Et bien-sûr il aura un oeil plus particulièrement attentif sur son équipe Tinkoff, tenante du titre avec Alberto Contador, qui aura cette fois-ci en chef de file Rafal Majka, épaulé par de solides équipiers, comme le très expérimenté Matteo Tosatto ou encore le grimpeur Jesus Hernandez. Ivan croit fortement en les possibilités de Rafal : "Cette année nous avons un coureur, Rafal Majka, qui a des ambitions de podium. Il a déjà fait cinquième du Giro, l’an passé il a terminé troisième de la Vuelta. C’est un coureur qui a tout pour être parmi les meilleurs coureurs du monde. Il a tout pour bien faire. Et avec ses équipiers il essaiera justement de lutter jour après jour et de rester toujours à l’avant avec les meilleurs. Ensuite dans les étapes clés il faut être présent. La première règle c’est d’être toujours présent. La seconde règle c’est que quand tu es présent tu dois essayer de profiter de la situation négative des autres. Il est vrai que d’un point de vue altimétrique les plus grosses difficultés sont concentrées dans la deuxième partie du Giro mais il ne faut pas oublier d’autres éléments comme le vent, que les coureurs trouveront dans la première partie, en Hollande. Le Tour d’Italie tu ne le gagnes pas seulement en montagne et avec les chronos.
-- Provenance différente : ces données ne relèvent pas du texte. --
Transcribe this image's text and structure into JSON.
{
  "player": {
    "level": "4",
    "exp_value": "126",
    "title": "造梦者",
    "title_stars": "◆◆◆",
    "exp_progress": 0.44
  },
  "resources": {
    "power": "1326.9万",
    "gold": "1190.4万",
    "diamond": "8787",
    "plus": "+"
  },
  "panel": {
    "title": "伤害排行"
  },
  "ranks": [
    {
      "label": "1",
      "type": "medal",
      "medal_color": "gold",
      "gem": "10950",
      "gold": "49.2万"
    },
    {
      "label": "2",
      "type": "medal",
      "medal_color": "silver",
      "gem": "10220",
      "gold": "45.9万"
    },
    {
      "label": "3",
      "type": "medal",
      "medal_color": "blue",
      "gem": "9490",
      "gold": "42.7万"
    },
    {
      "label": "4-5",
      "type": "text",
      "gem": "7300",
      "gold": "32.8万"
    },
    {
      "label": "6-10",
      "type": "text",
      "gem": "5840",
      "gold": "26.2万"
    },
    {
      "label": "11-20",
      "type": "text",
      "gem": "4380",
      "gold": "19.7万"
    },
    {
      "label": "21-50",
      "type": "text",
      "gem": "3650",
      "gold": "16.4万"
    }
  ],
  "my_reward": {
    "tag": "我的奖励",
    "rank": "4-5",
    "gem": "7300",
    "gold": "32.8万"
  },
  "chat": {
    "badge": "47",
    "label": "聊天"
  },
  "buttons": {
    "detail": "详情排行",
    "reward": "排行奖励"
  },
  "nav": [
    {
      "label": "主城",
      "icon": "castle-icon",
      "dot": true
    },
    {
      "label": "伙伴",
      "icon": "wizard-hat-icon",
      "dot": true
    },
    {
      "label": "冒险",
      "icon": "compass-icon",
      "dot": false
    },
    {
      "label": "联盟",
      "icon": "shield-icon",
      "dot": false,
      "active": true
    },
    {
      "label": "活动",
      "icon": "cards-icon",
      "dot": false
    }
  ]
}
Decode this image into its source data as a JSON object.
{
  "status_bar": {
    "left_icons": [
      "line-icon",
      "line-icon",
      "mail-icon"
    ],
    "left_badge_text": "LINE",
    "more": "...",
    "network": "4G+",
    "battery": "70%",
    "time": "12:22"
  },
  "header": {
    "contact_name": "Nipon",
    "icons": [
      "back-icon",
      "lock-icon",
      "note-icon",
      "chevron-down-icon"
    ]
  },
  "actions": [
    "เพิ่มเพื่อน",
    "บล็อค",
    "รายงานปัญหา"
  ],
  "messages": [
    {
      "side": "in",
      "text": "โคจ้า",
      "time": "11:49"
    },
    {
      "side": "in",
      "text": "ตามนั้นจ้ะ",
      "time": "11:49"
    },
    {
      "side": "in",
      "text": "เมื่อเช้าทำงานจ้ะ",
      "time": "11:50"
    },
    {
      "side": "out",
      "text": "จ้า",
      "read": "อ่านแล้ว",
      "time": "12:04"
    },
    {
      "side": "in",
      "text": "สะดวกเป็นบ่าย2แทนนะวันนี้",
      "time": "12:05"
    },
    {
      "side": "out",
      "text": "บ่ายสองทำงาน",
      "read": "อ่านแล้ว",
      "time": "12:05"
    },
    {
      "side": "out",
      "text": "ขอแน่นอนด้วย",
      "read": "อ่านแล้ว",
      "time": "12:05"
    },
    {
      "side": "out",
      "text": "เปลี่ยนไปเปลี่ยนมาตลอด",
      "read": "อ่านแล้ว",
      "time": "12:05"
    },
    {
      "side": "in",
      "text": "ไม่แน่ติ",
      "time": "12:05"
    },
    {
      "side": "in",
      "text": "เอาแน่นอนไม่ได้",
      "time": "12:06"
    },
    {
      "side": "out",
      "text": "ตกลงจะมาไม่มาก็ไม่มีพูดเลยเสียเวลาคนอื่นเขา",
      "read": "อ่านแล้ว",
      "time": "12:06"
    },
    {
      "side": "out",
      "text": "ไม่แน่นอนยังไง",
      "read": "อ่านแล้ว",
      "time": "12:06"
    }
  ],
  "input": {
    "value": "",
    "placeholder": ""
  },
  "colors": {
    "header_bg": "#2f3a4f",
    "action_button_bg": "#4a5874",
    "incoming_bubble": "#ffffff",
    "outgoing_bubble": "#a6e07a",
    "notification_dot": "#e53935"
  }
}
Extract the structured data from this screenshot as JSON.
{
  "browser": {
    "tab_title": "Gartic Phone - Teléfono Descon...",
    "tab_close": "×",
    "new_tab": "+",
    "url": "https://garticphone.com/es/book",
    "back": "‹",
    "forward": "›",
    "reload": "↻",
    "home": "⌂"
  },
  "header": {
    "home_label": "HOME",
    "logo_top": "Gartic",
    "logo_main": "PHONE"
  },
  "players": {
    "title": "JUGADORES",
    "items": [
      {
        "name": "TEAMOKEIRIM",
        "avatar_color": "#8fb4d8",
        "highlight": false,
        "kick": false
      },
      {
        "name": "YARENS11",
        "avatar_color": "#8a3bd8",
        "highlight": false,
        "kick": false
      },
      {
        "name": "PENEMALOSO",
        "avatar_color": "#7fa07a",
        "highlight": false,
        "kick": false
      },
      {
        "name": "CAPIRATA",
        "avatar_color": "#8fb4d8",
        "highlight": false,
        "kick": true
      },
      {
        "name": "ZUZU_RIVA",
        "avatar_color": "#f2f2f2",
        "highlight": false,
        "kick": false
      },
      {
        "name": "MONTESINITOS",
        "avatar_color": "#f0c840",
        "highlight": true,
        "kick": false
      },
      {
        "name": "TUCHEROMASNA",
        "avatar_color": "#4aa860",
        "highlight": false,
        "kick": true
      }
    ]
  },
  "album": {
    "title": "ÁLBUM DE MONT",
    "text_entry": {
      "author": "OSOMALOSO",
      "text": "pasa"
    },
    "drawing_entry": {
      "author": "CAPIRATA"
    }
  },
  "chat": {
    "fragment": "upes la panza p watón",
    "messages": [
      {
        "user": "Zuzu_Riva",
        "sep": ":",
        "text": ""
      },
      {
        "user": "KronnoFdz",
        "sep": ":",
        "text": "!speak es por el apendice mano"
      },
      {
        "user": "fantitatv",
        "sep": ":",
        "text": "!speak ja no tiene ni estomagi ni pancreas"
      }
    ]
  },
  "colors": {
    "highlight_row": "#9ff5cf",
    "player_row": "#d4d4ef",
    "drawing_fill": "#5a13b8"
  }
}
Il y a des difficultés tous les jours, de la première à la dernière étape. Il y a des donc des étapes aux profils significatifs et qui sont sûrement déterminantes pour le classement. Mais moi je dis à mes coureurs que c’est un Giro où tous les jours on lutte du premier à l’ultime kilomètre, il suffit de peu de choses pour le perdre".  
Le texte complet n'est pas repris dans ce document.